As Emma mentioned, a huge upside to running alone in the middle of a race is that you monopolize the attention of everyone at the water stations. Each time I hit one, the eight to 10 volunteers working would lose their minds, screaming their heads off, clanging cowbells and thrusting handfuls of water cups and energy gels in my face, probably because they hadn’t seen another person in minutes. No one has ever been so excited to see me as these perfect strangers. It’s one of my favorite things about racing.

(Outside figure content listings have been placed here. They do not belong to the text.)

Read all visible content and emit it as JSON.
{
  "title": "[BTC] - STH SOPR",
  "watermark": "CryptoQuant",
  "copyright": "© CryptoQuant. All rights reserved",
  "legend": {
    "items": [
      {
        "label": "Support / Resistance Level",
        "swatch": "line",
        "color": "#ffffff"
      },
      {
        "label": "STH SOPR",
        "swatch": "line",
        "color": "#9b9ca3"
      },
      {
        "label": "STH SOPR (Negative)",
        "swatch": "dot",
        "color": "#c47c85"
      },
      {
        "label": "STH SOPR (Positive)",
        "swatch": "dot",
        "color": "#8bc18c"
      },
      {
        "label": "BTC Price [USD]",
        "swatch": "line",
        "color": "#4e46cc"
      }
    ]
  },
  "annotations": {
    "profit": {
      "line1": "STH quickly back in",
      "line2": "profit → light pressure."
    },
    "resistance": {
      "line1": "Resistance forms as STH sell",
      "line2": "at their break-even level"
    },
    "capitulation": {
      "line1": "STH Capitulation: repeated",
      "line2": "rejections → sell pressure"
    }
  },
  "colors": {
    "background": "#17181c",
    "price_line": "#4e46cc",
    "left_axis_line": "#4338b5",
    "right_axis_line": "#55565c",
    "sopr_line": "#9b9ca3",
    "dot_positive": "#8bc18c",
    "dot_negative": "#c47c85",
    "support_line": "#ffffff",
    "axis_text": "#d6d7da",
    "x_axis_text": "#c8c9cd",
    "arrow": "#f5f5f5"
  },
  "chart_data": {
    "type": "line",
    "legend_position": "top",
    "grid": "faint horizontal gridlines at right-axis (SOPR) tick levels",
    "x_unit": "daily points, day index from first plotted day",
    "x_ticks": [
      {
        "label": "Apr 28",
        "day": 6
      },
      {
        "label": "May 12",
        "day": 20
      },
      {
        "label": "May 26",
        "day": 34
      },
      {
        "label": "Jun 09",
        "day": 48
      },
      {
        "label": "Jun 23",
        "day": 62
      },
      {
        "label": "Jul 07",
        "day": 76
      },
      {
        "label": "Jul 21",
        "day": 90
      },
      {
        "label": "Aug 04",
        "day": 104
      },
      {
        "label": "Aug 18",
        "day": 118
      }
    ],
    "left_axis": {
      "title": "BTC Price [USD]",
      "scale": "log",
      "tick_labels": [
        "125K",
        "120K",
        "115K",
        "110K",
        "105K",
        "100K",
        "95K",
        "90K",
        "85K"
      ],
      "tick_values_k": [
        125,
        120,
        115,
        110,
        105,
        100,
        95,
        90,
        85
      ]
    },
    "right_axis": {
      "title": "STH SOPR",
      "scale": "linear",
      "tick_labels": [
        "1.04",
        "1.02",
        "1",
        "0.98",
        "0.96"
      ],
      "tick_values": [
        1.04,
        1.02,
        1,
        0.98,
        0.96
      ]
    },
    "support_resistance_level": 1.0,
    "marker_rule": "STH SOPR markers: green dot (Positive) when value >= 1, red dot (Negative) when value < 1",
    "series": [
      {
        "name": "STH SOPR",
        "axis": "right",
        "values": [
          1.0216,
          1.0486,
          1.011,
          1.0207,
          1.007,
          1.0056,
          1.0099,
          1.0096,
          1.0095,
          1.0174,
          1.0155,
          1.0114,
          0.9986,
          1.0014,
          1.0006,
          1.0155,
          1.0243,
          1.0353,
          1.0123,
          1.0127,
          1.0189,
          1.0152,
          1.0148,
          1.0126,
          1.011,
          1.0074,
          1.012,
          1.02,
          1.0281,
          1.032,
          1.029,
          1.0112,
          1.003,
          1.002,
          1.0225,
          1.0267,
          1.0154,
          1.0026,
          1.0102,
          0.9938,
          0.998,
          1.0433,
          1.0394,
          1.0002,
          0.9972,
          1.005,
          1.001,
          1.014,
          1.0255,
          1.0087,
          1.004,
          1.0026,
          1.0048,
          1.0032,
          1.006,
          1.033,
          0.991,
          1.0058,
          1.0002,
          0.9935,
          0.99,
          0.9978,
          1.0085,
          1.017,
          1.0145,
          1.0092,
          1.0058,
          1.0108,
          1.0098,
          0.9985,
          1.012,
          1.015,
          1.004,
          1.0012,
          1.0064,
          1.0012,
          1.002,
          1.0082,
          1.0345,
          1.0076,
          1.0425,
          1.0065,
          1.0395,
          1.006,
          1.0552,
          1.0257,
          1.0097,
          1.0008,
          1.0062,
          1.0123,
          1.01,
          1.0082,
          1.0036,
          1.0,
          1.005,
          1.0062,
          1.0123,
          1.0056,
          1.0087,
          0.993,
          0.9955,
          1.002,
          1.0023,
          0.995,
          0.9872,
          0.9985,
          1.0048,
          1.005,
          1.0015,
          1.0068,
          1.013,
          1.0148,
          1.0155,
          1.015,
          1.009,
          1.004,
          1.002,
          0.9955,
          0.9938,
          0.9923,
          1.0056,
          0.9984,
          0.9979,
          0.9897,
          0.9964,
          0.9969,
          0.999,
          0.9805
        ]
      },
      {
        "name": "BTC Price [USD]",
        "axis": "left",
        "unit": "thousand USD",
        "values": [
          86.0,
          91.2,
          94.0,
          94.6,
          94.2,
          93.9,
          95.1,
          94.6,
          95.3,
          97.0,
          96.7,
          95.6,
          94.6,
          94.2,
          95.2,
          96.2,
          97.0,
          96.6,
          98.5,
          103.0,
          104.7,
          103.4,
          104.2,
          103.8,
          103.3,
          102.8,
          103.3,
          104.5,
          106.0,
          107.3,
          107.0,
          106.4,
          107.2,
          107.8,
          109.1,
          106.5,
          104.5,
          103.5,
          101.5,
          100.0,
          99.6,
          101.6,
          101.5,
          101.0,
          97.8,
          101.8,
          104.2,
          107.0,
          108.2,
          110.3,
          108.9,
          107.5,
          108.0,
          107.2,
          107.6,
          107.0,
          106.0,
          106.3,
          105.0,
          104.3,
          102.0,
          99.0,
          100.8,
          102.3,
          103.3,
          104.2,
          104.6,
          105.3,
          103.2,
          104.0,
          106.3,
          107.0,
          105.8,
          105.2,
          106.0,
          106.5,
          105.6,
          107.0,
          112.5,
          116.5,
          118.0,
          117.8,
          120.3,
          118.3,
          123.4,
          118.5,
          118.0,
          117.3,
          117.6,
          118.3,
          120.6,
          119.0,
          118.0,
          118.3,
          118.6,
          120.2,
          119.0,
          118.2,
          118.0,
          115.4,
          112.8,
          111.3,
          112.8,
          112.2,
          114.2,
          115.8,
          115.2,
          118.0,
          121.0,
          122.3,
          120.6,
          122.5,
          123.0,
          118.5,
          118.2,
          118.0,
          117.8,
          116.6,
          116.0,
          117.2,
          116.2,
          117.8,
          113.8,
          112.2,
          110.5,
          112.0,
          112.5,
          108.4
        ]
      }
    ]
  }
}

I’m greeted by one of these frantic groups before I enter the Arb, and the infamous Arb hill. I love hills. New England is composed of almost exclusively hills, a geography as consistently unfriendly as its people. I feel at home on a good hill, all limbs working in instinctive harmony to get over the damn thing. Productivity, baby. She makes you feel ALIVE.
“Sex is in the Heel” is blaring through my roommate’s earbuds as I scale Arb hill, and then melts into a bunch of Grimes as I stride through campus, back to Fingerle Lumber. By this time it’s almost 11:30, and Ann Arbor is stirring. There’s a tour group passing by the Law Quad, and I laugh thinking about how I must look to these people. I hope it informs their college decision process.
I turn the corner from Hill St to S. 5th, good Ole Fingerle Lumber, and then there’s everyone: Noah, Arya, Cassandra, John and Emma and the spirit of Jenna Barlage, jumping their hearty hearts out. I’m used to racing alone, so this sight nearly makes me cry. Emma and John peel off to join me for the last stretch, grinning like goblins, and then we’re done.